Estar vivo é ser capaz de sentir, perceber e tomar decisões. Logo, as emoções são parte integrante da vida. Podemos entendê-las, num sentido prático, como uma disposição para a ação e, num sentido mais psicológico, como as cores da nossa paisagem subjetiva. Para a civilização chinesa clássica, cada conjunto de emoções é expressão do qì de um dos cinco movimentos (wǔxíng 五行): madeira, fogo, terra, metal, água. Em si, portanto, isso é natural. No entanto, quando as emoções se tornam excessivas na sua intensidade e duração, tirando-nos do nosso eixo e centro, tornam-se para a medicina chinesa um fator patogênico interno, simultaneamente causa e sintoma do desequilíbrio do qì, que pode ficar estagnado ou fluir em direções contrárias à circulação normal do organismo saudável, além de apresentar condições de excesso ou deficiência, onde deveria haver proporção e equilíbrio dinâmico. No princípio, o desequilíbrio é sutil e relativamente simples de corrigir, mas quando se torna uma condição repetida ou persistente, que segue sem medidas corretivas, pode evoluir para enfermidades graves e difíceis de tratar. Em nossos tempos de incerteza, instabilidade, velocidade e agitação, uma relação sábia com as emoções se torna crucial.

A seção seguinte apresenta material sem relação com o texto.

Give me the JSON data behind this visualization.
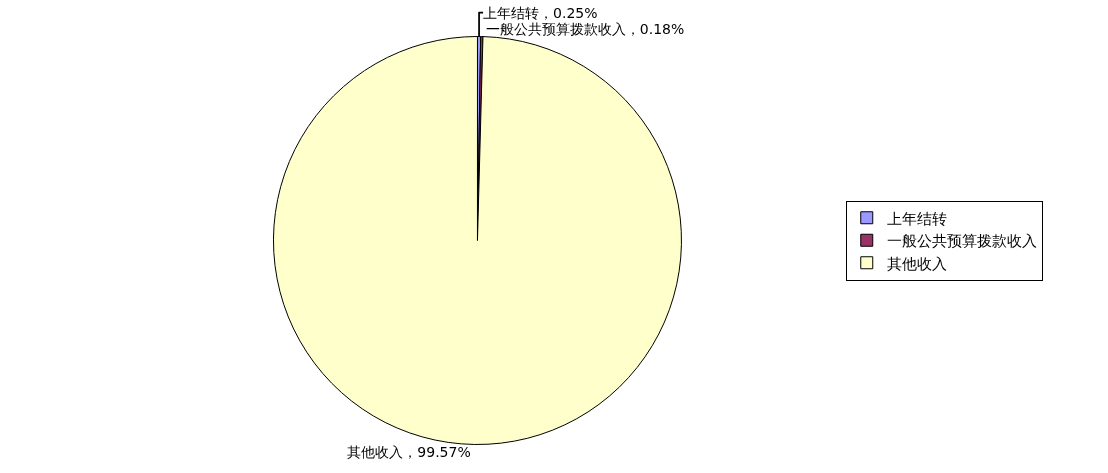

Não é que a agitação e a angústia sejam algo novo, pois o contrário é testemunhado por Laozi, no poema 12 do Dàodéjīng. Mas, como disse em outras postagens, isso chegou a um novo patamar no mundo contemporâneo globalizado. Uma característica das sociedades urbanas contemporâneas é a coexistência paradoxal de um estado de insensibilidade/apatia coletiva e de uma excessiva agitação. Resumindo, é como se o excesso de estímulos sensoriais e exigências de desempenho, sem falar dos medos e angústias coletivas acabassem por nos embrutecer e dessensibilizar. Consequentemente, e como compensação, a busca por sensações cada vez mais intensas, no prazer, no lazer, no entretenimento. Além disso, é claro, também a tendência ao manejo dos estados de humor por meios farmacológicos. Não é casual o aumento das demandas coletivas por intensidade: o aumento estatístico do consumo de substâncias psicoativas legais e ilegais; a mudança na estética dominante na indústria do entretenimento para uma narrativa cada vez mais rápida e para uma expressão mais gráfica/explícita de conteúdos de violência e crueldade; a popularização dos esportes de risco e aventura entre pessoas que tem condições objetivas de vida marcadas pela segurança; o aumento do número de decibéis nos grandes espetáculos musicais; a indústria dos aditivos químicos realçadores de sabor; dos odores artificiais para perfumar corpos e ambientes; as promessas da indústria do sexo de prazeres novos e mais intensos; etc. Um mundo mais vertiginoso e mais intenso. E quando a intensidade se torna insuportável, a demanda por anestesia: analgésicos, reguladores de humor, medicação para dormir.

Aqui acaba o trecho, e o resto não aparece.